One Aging Geek

Sunday, September 25, 2005

Running from Rita: part 1 preparing

Author's note: this series of posts is a first person account of a few days dealing with Hurricane Rita. The posts are all written after the fact but I will try not to let that ruin the story.

Tuesday, September 20 I'm in a class all this week at work so am at our facility but not in my office. I'm still keeping track of email. Two people so far have mailed me PDFs of the Houston evacuation routes.

After class the talk is all of where to go and how soon to get out. People are in very nearly a full scale panic. At first I really think they're crazy. At this point the storm could hit literally anywhere on the Gulf coast. Just as I sit down to my desk I get a call from my daughter (grown up, married, lives and works in Houston). She has made hotel reservations in Dallas, somewhere that take pets. She and her husband have a cat, we have a cat and a dog. While I think it's overkill I agree that we should head up there. The reservations are for Friday and Saturday night.

I'm starting to think I'm the one who is crazy. Everyone around wants out of town.

Wednesday, September 21

Mrs Aging Geek and I live in a suburban community to the south of Houston. We are just off the edge of the mandatory evacuation Zone C. People in the next community to our east including a lot of our friends and our church are in Zone C and are to begin evacuating tomorrow. Hurricane Rita is just crossing the tip of Florida. The projected path from the National Hurricane Center has it making landfall at Matagorda Bay, about 90 miles southeast of us. A "miss" to our west is very bad, as bad or worse than a direct hit. The counterclockwise circulation brings the worst rain, strongest winds, and the storm surge up the east side of hurricanes in this area. They're projecting this to be a strong category 4 when it makes landfall. And of course "landfall" is something of a joke. Everyone tracks the eye and of course that's where the worst of it is but a storm of this size will have hurricane force winds up to 100 miles from the eye. With its speed that means that anyone near the path of the eye will be in those winds for many hours.

We have decided to leave. Our neighborhood is already starting to look empty as lots of others have made the same decision. I've been in this house over 20 years but never have had anything to board up the windows. And today is way too late. Last night on the way home from work I stopped in the nearby Lowe's store and there was nothing resembling plywood to be had. Today they are still getting trucks in but there is a line that stretches across the outside of the store and it looks like they're selling it straight off the truck. Not very many of our neighbors are boarding up, more are just piling themselves and their pets into a vehicle and hitting the road.

The Kroger where we buy groceries is slightly crowded and people have a strained look. Luckily they have lots of bottled water. We lay in a supply of bottled water and food that can be eaten out of the can in a pinch. Also some cleaning supplies for the aftermath.

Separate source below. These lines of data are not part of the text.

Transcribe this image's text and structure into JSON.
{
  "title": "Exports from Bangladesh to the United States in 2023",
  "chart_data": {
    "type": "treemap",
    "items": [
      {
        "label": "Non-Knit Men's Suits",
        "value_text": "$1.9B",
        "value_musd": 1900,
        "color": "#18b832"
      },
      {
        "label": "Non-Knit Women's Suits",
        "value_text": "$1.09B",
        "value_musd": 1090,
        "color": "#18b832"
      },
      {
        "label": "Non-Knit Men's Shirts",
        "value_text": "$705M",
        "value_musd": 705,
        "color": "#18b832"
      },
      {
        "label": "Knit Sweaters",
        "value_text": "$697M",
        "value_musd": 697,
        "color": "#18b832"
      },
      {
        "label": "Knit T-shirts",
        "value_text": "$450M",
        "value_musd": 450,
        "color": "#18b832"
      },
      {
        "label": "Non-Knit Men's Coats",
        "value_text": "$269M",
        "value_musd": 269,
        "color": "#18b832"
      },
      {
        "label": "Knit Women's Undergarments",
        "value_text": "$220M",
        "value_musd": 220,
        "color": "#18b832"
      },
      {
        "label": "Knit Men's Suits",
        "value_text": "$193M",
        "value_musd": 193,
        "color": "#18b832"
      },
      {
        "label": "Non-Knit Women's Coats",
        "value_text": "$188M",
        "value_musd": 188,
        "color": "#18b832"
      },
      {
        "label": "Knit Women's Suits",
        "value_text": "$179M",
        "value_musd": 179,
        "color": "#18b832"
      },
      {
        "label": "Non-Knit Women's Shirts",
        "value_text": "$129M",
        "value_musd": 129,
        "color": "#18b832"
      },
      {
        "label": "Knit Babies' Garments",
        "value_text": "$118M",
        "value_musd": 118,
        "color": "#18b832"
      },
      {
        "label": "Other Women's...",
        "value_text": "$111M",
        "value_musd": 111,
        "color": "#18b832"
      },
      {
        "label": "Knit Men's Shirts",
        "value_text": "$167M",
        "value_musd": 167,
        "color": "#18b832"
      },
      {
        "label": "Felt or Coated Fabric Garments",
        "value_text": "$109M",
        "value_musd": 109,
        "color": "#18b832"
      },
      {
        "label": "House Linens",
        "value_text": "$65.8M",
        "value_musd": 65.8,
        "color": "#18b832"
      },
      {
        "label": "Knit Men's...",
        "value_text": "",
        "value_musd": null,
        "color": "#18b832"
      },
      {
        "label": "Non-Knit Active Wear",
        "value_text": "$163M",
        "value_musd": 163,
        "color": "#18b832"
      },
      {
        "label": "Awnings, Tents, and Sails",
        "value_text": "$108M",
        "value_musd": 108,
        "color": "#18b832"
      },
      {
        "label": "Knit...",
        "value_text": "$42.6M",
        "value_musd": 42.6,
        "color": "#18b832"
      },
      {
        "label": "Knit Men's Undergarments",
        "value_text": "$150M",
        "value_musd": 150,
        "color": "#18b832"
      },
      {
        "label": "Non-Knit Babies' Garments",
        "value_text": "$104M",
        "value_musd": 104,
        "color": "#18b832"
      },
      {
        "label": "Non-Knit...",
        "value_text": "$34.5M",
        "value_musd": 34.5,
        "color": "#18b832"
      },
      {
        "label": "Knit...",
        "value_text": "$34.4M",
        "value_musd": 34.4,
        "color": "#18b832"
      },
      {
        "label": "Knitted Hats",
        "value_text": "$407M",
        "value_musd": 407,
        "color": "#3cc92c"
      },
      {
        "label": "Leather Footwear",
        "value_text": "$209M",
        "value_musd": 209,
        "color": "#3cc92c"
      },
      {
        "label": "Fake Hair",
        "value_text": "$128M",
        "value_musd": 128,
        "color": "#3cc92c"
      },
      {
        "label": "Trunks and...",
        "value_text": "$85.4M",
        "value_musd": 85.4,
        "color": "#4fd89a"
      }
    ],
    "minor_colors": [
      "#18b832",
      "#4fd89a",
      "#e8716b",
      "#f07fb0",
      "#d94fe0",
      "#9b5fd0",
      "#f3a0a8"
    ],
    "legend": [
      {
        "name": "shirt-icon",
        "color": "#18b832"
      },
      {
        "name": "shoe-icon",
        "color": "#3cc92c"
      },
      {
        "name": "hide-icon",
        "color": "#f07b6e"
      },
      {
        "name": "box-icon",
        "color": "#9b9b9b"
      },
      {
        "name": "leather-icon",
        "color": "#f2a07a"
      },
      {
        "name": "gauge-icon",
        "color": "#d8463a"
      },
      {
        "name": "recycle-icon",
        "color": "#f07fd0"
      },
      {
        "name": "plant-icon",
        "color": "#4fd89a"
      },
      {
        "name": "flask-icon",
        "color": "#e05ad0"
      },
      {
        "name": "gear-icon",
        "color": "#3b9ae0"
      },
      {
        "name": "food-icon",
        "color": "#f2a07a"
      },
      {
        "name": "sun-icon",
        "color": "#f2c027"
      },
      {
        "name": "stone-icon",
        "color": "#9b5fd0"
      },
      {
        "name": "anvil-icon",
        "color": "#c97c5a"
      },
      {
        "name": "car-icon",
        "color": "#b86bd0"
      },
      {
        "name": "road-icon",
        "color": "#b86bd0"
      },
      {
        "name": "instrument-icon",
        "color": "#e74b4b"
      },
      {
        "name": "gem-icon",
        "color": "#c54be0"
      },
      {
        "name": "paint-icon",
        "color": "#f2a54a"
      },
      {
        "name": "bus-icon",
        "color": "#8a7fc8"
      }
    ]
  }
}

The rest of the day is devoted to "battening down". All the outside furniture goes into the garage along with other loose items that could become missiles. Potted plants are all crammed into the corner on the side of the house with no windows, a narrow area between our house and the fence that separates our yard from our neighbor's yard.

Late in the day my daughter calls again. A co-worker who is from Bryan has relatives who are out of town and who are willing to let us stay in their house. We decide to do this for two reasons, it's a lot close than Dallas (120 miles versus about 250) and because we can leave tomorrow instead of having to wait until closer to when our reservations are. In addition to the four of us, my daughter's in-laws and two grandparents will be going. The in-laws have two cats and a dog. So our group will have a total of eight people, four cats, and two dogs.

With the time to leave changed our preparations get a little more hurried. Upstairs inside the house we deal with the computers. We have one of our own, two from my work plus a laptop and assorted gear including a 200GB USB external drive. After doing some dumping to DVD and to the laptop, the computers get disconnected and put in garbage bags. The bags go up on a couch covered with cushions. The external drive will go with us. I'm trying to figure the damage scenarios. Will the roof get torn off exposing the upstairs to rain and wind or will water rise flooding the downstairs?

We're both kind of wandering thru the house. I have this feeling that I won't see it again. Pictures from the aftermath of other hurricanes keep running through my head. People sifting through the rubble that used to be their home. As we pick out clothes to take I'm thinking not just of what I might need for the next few days away but also about what I might want with me if all I have is what I carry out tomorrow. Most of our photos are digital so are in several places, a copy on the external drive, a copy on DVD backups, some on my laptop. I go thru the photos in the living room pulling them out of their frames and stacking them. We've also gathered important papers, passports, insurance policies, bank info and the like and put it all in zip lock baggies.

We'll leave about 9:00 tomorrow morning. For the evening we sit glued to the TV compulsively watching the news and weather channel people say the same things over and over and still make them sound like something different. Very little sleep this night.